4. Summarize the session by asking participants to respond to the question “After our discussions on the article, what are the implications for your own practice?” Allow time for participants to think about the question, and then share their ideas, first with a partner or table and then with the whole group. Facilitator can chart ideas shared to refer to at a future session.

Next Steps

1. Ask participants to record and reflect on children’s conversations as they explain and justify their solution to an assigned problem of the participants’ choice. If there is an opportunity for a follow-up session ask participants to share ‘aha’ experiences from student’s conversations and also the challenges they met in facilitating the conversations.
2. Give each participant a copy of the following quotes taken from the Reasoning and Proof Standards in Principles and Standards for School Mathematics (NCTM, 2000). Pair participants, preferably so that there is one whose main experience is Grades Prek-2 and the other Grades 3-5.
• Ask each pair to discuss the quotes below and select two that best represents the ideas expressed by the author in the article, Making Mathematical Arguments in the Primary Grades: the Importance of Explaining and Justifying Ideas.  Facilitator needs to provide a copy of the quotes to all participants.
• “From children’s earliest experiences with mathematics, it is important to help them understand that assertions should always have reasons. Questions such as ‘why do you think it is true?’ And ‘does anyone think the answer is different, and why do you think so?’ help student see that statements need to be supported or refuted by evidence” (p. 56)
• “Beginning in the earliest years, teachers can help students learn to make conjectures by asking questions: what do you think will happen next?
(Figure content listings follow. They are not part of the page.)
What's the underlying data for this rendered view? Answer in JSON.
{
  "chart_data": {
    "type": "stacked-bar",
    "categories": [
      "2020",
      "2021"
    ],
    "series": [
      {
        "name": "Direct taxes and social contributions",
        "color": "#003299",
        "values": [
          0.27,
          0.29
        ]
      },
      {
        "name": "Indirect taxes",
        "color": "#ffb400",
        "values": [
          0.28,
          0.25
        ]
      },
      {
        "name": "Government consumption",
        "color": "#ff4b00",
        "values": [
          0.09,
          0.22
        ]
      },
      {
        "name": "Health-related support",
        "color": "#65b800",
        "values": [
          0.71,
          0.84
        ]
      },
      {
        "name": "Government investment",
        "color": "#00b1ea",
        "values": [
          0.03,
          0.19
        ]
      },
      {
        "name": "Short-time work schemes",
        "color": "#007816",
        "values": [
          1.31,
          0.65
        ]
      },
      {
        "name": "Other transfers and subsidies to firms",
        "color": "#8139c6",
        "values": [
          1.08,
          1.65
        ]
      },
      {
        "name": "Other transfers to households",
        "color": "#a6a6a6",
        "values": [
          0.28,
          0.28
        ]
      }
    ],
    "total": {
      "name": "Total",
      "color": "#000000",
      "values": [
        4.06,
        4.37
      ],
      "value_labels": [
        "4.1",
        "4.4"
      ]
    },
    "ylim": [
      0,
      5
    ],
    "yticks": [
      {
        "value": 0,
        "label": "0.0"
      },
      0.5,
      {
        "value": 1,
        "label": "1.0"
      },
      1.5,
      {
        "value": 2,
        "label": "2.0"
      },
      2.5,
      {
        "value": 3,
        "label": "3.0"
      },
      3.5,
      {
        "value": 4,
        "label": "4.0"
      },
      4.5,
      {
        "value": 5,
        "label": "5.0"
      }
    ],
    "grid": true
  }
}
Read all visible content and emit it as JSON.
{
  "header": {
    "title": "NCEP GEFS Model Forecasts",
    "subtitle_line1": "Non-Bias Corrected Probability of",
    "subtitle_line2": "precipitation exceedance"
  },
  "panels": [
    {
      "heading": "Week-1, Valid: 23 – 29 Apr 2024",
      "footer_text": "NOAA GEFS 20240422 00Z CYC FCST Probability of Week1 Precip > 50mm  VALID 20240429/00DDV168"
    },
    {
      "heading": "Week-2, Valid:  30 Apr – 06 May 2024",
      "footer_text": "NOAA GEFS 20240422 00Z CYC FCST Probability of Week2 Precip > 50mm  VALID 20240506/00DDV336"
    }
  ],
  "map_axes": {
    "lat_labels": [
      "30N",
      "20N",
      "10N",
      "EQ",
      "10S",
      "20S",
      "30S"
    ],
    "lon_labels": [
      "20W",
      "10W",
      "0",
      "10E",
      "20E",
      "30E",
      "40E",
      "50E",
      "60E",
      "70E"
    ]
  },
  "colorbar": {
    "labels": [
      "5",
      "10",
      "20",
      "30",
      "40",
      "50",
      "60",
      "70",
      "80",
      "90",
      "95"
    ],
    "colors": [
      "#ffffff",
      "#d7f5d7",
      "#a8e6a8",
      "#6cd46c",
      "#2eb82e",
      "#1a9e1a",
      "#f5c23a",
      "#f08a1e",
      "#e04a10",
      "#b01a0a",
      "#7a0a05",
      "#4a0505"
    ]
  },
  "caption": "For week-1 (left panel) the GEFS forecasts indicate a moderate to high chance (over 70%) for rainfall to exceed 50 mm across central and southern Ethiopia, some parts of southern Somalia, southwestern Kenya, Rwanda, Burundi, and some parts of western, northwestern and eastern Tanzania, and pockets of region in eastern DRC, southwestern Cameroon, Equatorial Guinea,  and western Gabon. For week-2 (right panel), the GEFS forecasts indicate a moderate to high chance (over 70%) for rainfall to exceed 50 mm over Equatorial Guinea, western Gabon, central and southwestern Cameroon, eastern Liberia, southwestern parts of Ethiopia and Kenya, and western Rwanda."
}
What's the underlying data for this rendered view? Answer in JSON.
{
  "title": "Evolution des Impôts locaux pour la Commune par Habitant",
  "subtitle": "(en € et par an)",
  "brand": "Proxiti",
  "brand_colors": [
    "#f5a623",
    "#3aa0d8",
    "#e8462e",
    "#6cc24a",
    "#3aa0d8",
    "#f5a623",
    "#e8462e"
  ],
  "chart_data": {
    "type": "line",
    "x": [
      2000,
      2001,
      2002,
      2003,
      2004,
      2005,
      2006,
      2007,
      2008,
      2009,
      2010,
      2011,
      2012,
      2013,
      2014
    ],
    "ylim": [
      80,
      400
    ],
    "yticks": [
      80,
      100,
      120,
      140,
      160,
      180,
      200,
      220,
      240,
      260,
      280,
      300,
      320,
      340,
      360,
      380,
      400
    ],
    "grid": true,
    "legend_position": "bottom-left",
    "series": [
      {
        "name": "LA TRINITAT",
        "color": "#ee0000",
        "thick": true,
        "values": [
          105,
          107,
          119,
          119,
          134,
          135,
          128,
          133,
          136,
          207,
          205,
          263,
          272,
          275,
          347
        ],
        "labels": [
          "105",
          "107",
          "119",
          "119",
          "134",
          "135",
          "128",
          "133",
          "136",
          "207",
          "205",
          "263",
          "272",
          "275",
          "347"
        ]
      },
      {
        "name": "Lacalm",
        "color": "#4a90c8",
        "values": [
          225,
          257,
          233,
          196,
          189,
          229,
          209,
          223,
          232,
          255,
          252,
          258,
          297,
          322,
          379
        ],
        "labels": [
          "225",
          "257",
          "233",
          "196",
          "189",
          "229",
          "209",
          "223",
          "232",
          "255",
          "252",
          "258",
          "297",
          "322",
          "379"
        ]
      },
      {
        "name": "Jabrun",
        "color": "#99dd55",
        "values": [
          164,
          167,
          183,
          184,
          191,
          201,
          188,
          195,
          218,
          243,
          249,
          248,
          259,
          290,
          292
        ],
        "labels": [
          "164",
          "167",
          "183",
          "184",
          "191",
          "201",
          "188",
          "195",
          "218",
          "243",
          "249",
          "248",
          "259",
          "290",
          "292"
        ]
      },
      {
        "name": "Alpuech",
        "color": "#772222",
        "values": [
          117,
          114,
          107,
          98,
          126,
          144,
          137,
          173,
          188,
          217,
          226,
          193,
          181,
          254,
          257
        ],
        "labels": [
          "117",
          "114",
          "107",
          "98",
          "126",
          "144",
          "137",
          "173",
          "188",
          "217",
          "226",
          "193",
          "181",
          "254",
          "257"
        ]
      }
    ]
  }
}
What is the pattern? Is this true always? Sometimes?” (p. 57)
• “Teachers should prompt students to make and investigate mathematical conjectures by asking questions that encourage them to build on what they already know” (p. 125)
• “When students make a discovery or determine a fact, rather than tell them whether it holds for all numbers or if it is correct, the teacher should help students make determination themselves. Teachers should ask such questions as “How do you know it is true?” and should also model ways that students can verify or disprove their conjectures.” (p. 126)
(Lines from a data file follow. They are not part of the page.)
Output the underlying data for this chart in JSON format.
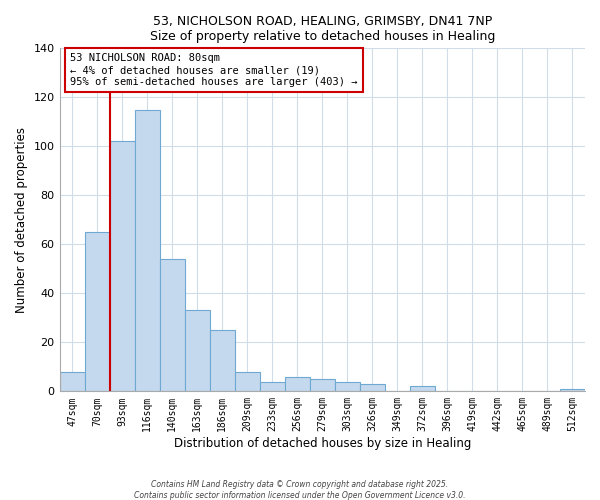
{
  "title1": "53, NICHOLSON ROAD, HEALING, GRIMSBY, DN41 7NP",
  "title2": "Size of property relative to detached houses in Healing",
  "xlabel": "Distribution of detached houses by size in Healing",
  "ylabel": "Number of detached properties",
  "bar_labels": [
    "47sqm",
    "70sqm",
    "93sqm",
    "116sqm",
    "140sqm",
    "163sqm",
    "186sqm",
    "209sqm",
    "233sqm",
    "256sqm",
    "279sqm",
    "303sqm",
    "326sqm",
    "349sqm",
    "372sqm",
    "396sqm",
    "419sqm",
    "442sqm",
    "465sqm",
    "489sqm",
    "512sqm"
  ],
  "bar_values": [
    8,
    65,
    102,
    115,
    54,
    33,
    25,
    8,
    4,
    6,
    5,
    4,
    3,
    0,
    2,
    0,
    0,
    0,
    0,
    0,
    1
  ],
  "bar_color": "#c5d9ee",
  "bar_edge_color": "#6fa8d0",
  "vline_color": "#cc0000",
  "annotation_title": "53 NICHOLSON ROAD: 80sqm",
  "annotation_line1": "← 4% of detached houses are smaller (19)",
  "annotation_line2": "95% of semi-detached houses are larger (403) →",
  "box_edge_color": "#cc0000",
  "ylim": [
    0,
    140
  ],
  "yticks": [
    0,
    20,
    40,
    60,
    80,
    100,
    120,
    140
  ],
  "footer1": "Contains HM Land Registry data © Crown copyright and database right 2025.",
  "footer2": "Contains public sector information licensed under the Open Government Licence v3.0.",
  "bg_color": "#ffffff",
  "grid_color": "#d0dce8"
}
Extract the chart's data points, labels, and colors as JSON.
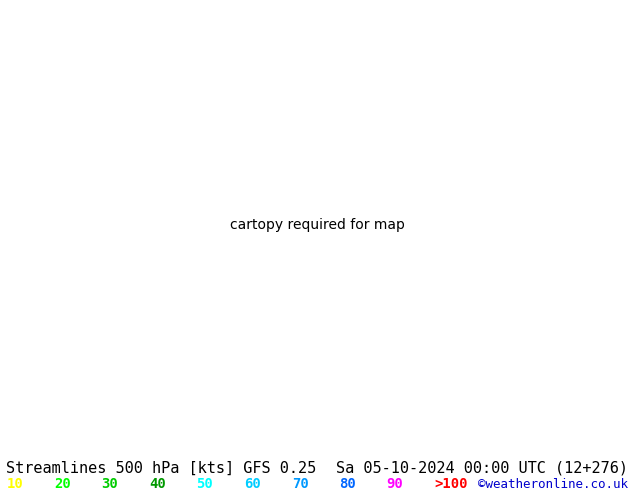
{
  "title_left": "Streamlines 500 hPa [kts] GFS 0.25",
  "title_right": "Sa 05-10-2024 00:00 UTC (12+276)",
  "credit": "©weatheronline.co.uk",
  "legend_values": [
    "10",
    "20",
    "30",
    "40",
    "50",
    "60",
    "70",
    "80",
    "90",
    ">100"
  ],
  "legend_colors": [
    "#ffff00",
    "#00ff00",
    "#00cc00",
    "#009900",
    "#00ffff",
    "#00ccff",
    "#0099ff",
    "#0066ff",
    "#ff00ff",
    "#ff0000"
  ],
  "background_color": "#ffffff",
  "land_color_low": "#f0f0f0",
  "land_color_high": "#90ee90",
  "text_color": "#000000",
  "title_fontsize": 11,
  "credit_fontsize": 9,
  "legend_fontsize": 10,
  "figsize": [
    6.34,
    4.9
  ],
  "dpi": 100,
  "extent": [
    -5,
    35,
    54,
    72
  ],
  "streamline_speed_thresholds": [
    10,
    20,
    30,
    40,
    50,
    60,
    70,
    80,
    90,
    100
  ],
  "colormap_speeds": {
    "10": "#ffff00",
    "20": "#aaff00",
    "30": "#55ff00",
    "40": "#00ff55",
    "50": "#00ffaa",
    "60": "#00ffff",
    "70": "#00aaff",
    "80": "#0055ff",
    "90": "#aa00ff",
    "100": "#ff00ff"
  }
}
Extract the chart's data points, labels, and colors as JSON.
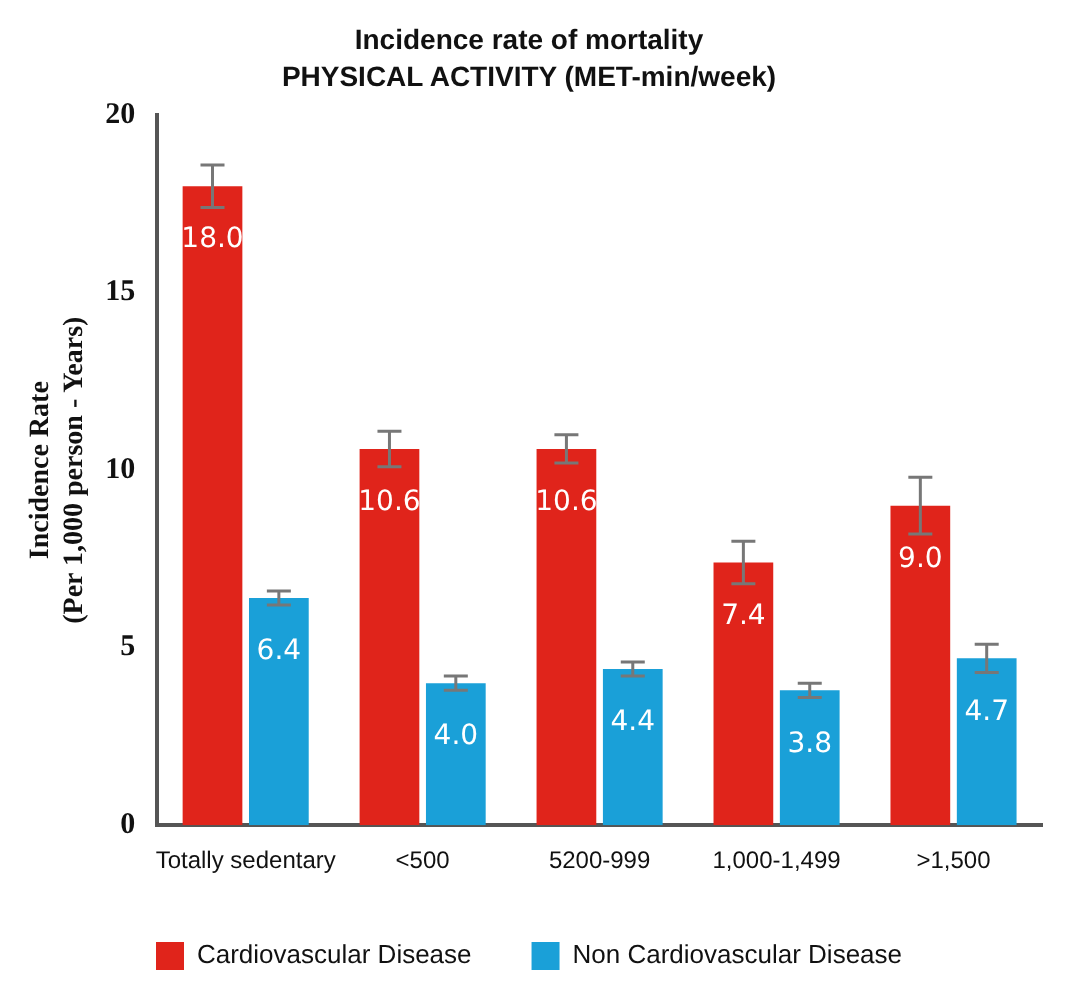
{
  "chart_data": {
    "type": "bar",
    "title": "Incidence rate of mortality",
    "subtitle": "PHYSICAL ACTIVITY (MET-min/week)",
    "ylabel": "Incidence Rate\n(Per 1,000 person - Years)",
    "categories": [
      "Totally sedentary",
      "<500",
      "5200-999",
      "1,000-1,499",
      ">1,500"
    ],
    "series": [
      {
        "name": "Cardiovascular Disease",
        "color": "#e0241b",
        "values": [
          18.0,
          10.6,
          10.6,
          7.4,
          9.0
        ],
        "value_labels": [
          "18.0",
          "10.6",
          "10.6",
          "7.4",
          "9.0"
        ],
        "errors": [
          0.6,
          0.5,
          0.4,
          0.6,
          0.8
        ]
      },
      {
        "name": "Non Cardiovascular Disease",
        "color": "#1aa0d8",
        "values": [
          6.4,
          4.0,
          4.4,
          3.8,
          4.7
        ],
        "value_labels": [
          "6.4",
          "4.0",
          "4.4",
          "3.8",
          "4.7"
        ],
        "errors": [
          0.2,
          0.2,
          0.2,
          0.2,
          0.4
        ]
      }
    ],
    "ylim": [
      0,
      20
    ],
    "yticks": [
      0,
      5,
      10,
      15,
      20
    ],
    "grid": false,
    "legend": "bottom"
  }
}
• “Mathematical reasoning develops in classrooms where students are encouraged to put forth their own ideas for examination. Teachers and student should be open to questions, reactions, and elaborations from others in the classroom.  Students need to explain and justify their thinking and learn how to detect fallacies and critique others thinking.” (p. 188)
• “During grades 3 -5, students should move toward reasoning that depends on relationships and properties. Students need to be challenged with questions, such as, What if I gave you twenty more problems like this to do – would they all work the same way?  How do you know?” (p. 190)
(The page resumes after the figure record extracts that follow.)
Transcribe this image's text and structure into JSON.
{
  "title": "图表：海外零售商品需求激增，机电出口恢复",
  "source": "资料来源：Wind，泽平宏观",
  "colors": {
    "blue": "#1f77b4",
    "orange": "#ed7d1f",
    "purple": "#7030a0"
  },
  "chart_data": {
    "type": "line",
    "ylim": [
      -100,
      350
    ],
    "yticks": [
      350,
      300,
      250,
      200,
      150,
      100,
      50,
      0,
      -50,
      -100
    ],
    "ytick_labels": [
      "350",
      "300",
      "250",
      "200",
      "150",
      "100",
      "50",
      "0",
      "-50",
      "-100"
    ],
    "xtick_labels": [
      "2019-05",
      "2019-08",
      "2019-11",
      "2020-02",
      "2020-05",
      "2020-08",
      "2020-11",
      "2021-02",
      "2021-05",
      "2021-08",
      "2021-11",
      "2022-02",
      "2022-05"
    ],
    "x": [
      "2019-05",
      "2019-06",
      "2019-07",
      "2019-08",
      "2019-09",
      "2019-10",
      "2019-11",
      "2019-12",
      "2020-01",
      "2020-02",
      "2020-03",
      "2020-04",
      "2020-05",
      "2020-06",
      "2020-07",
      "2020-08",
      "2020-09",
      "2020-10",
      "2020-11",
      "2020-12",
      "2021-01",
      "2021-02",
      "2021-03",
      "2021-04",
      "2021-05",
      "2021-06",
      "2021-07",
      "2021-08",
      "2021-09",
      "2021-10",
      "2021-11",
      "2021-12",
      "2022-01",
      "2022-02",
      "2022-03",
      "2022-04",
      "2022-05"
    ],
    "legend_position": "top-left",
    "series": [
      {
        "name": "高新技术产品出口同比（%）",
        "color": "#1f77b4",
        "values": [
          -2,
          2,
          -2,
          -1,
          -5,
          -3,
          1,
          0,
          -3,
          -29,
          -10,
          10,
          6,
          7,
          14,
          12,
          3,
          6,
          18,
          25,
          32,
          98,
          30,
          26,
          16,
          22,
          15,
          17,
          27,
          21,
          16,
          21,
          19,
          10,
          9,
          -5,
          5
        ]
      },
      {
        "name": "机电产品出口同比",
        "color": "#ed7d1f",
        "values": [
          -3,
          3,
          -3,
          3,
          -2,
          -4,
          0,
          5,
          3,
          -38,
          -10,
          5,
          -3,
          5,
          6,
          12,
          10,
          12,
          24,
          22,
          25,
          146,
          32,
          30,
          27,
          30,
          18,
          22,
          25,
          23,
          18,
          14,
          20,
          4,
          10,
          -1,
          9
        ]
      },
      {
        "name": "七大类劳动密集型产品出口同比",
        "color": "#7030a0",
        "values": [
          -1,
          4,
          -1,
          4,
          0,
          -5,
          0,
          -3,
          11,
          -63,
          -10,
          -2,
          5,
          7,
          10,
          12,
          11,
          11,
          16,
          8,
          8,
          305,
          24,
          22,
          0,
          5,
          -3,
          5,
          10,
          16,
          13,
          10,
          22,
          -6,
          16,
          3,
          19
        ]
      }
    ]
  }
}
• “Even students who seem to have developed a clear argument about a mathematical relationship need to be questioned and challenged when they are ready to encounter new aspects of the relationship” (p. 192)
• “ Being able to explain one’s thinking by stating reasons is an important skill for formal reasoning that begins at this level” (p. 123)
• “Mathematical reasoning develops in classrooms where students are encouraged to put forth their own ideas for examination…. Students need to explain and justify their thinking and learn how to detect fallacies and critique others thinking They need to have ample opportunity to apply their reasoning skills and justify their thinking in mathematics discussions” (p. 188)

• Facilitate a whole group discussion by asking each pair to share the quote they selected and why they selected it. Facilitator should chart ideas shared.